BMC Cancer 2013, 13:64  doi:10.1186/1471-2407-13-64

Published: 6 February 2013



The long term outcome of advanced sarcoma patients treated with trabectedin outside of clinical trials and the utility of maintenance treatment has not been reported.


Between 2003 and 2008, patients with advanced sarcoma failing doxorubicin could be treated within a compassionate use program (ATU, Temporary Use Authorization) of trabectedin in France using the standard 3-weekly regimen. Data from 181 patients (55%) were collected from 11 centres and analyzed.
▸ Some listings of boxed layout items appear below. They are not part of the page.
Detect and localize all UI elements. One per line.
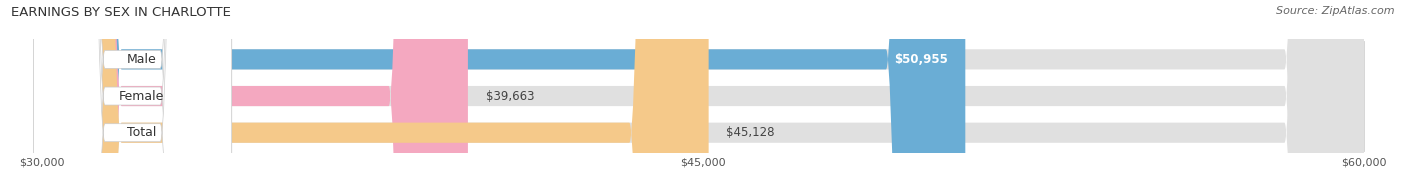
FancyBboxPatch shape bbox=[42, 0, 1364, 196]
FancyBboxPatch shape bbox=[34, 0, 232, 196]
FancyBboxPatch shape bbox=[42, 0, 1364, 196]
FancyBboxPatch shape bbox=[34, 0, 232, 196]
Text: $39,663: $39,663 bbox=[485, 90, 534, 103]
Text: Source: ZipAtlas.com: Source: ZipAtlas.com bbox=[1277, 6, 1395, 16]
FancyBboxPatch shape bbox=[42, 0, 1364, 196]
Text: Female: Female bbox=[118, 90, 165, 103]
Text: $45,128: $45,128 bbox=[727, 126, 775, 139]
Text: $50,955: $50,955 bbox=[894, 53, 948, 66]
Text: Male: Male bbox=[127, 53, 156, 66]
FancyBboxPatch shape bbox=[34, 0, 232, 196]
Text: EARNINGS BY SEX IN CHARLOTTE: EARNINGS BY SEX IN CHARLOTTE bbox=[11, 6, 231, 19]
FancyBboxPatch shape bbox=[42, 0, 966, 196]
FancyBboxPatch shape bbox=[42, 0, 468, 196]
Text: Total: Total bbox=[127, 126, 156, 139]
FancyBboxPatch shape bbox=[42, 0, 709, 196]
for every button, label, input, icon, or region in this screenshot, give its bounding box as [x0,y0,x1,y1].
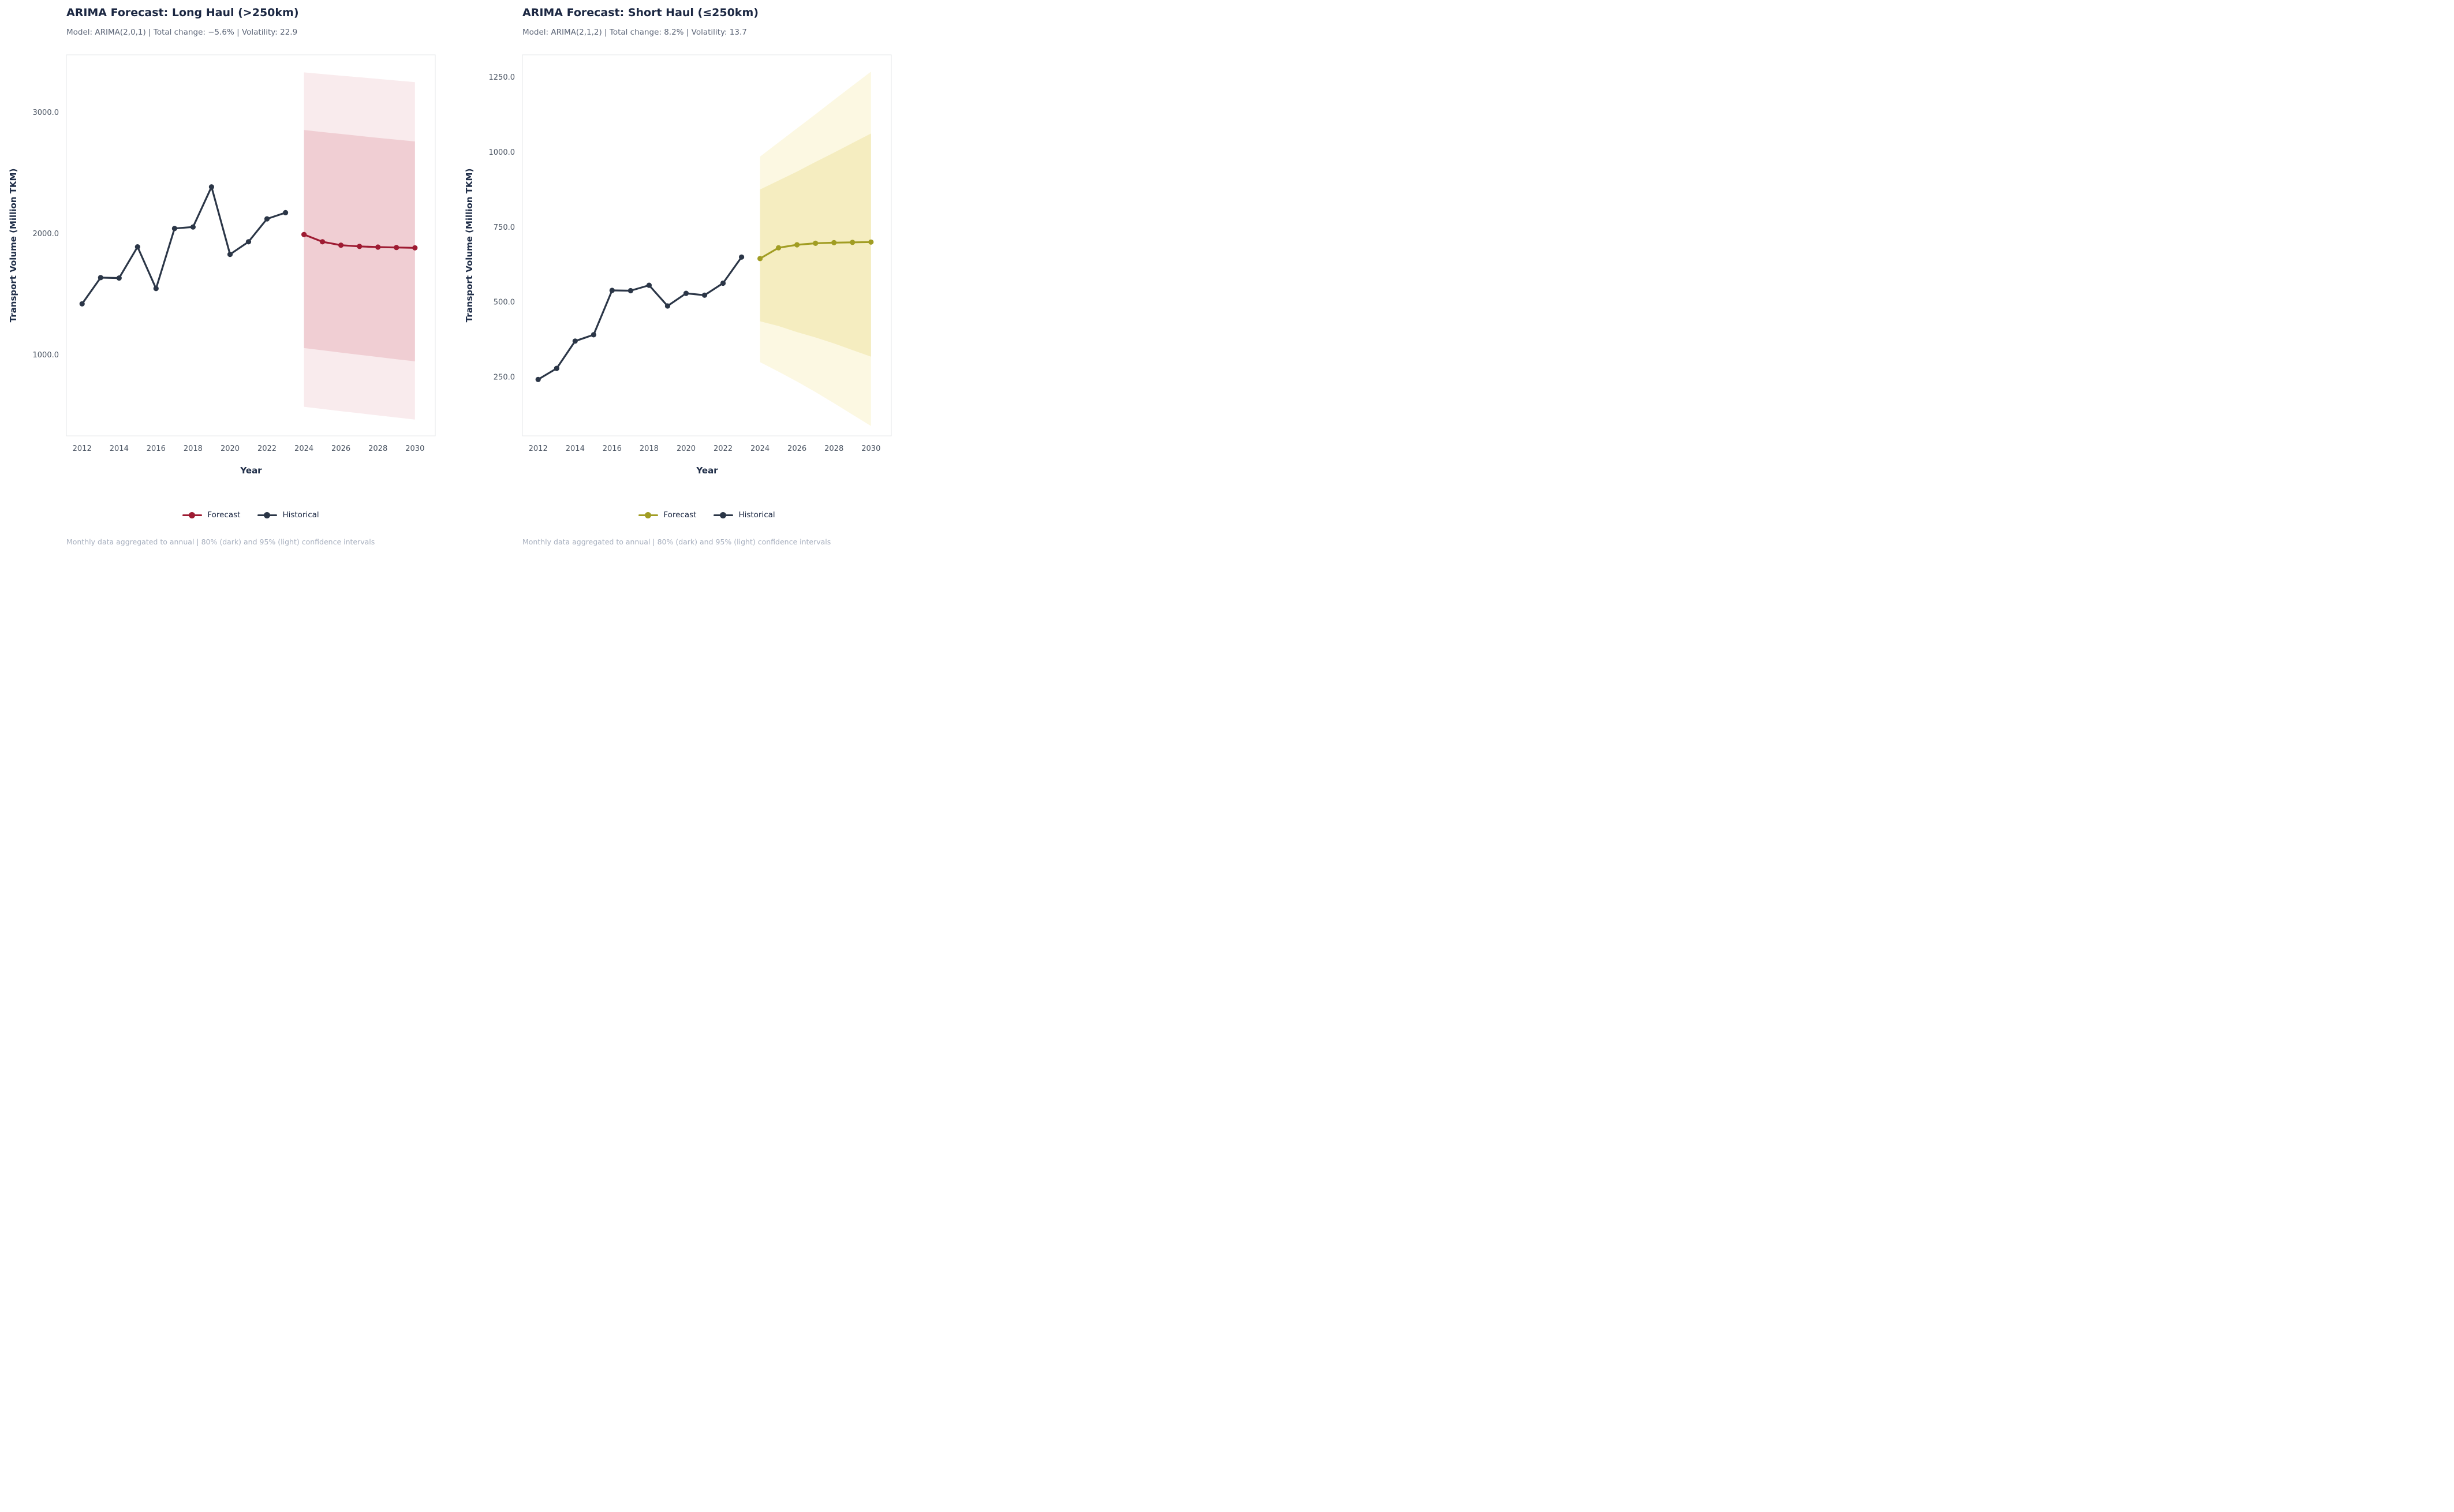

Trabectedin was given in first, second, third or fourth line in metastatic phase in 6%, 37%, 33% and 23% of patients respectively. With a median follow-up of 6 years, median PFS and OS were 3.6 months and 16.1 months respectively. The median number of cycles was 3 (range 1–19). Best response were partial response (PR, n = 18, 10%), stable disease (SD, n = 69, 39%) and progressive disease (PD, n = 83, 46%), non evaluable (NE, n = 9, 5%). Thirty patients (17%) had to be hospitalized for treatment- related side effects. Independent prognostic factors in multivariate analysis (Cox model) were myxoid LPS and line of trabectedin for PFS, and myxoid LPS and retroperitoneal sarcomas for OS. Patients in PR or SD after 6 cycles continuing treatment had a better PFS (median 5.3 vs 10.5 months, p = 0.001) and OS (median 13.9 vs 33.4 months, p = 0.009) as compared to patients who stopped after 6 cycles.


In this compassionate use program, trabectedin yielded similar or better PFS and OS than in clinical trials. Maintenance treatment beyond 6 cycles was associated with an improved survival.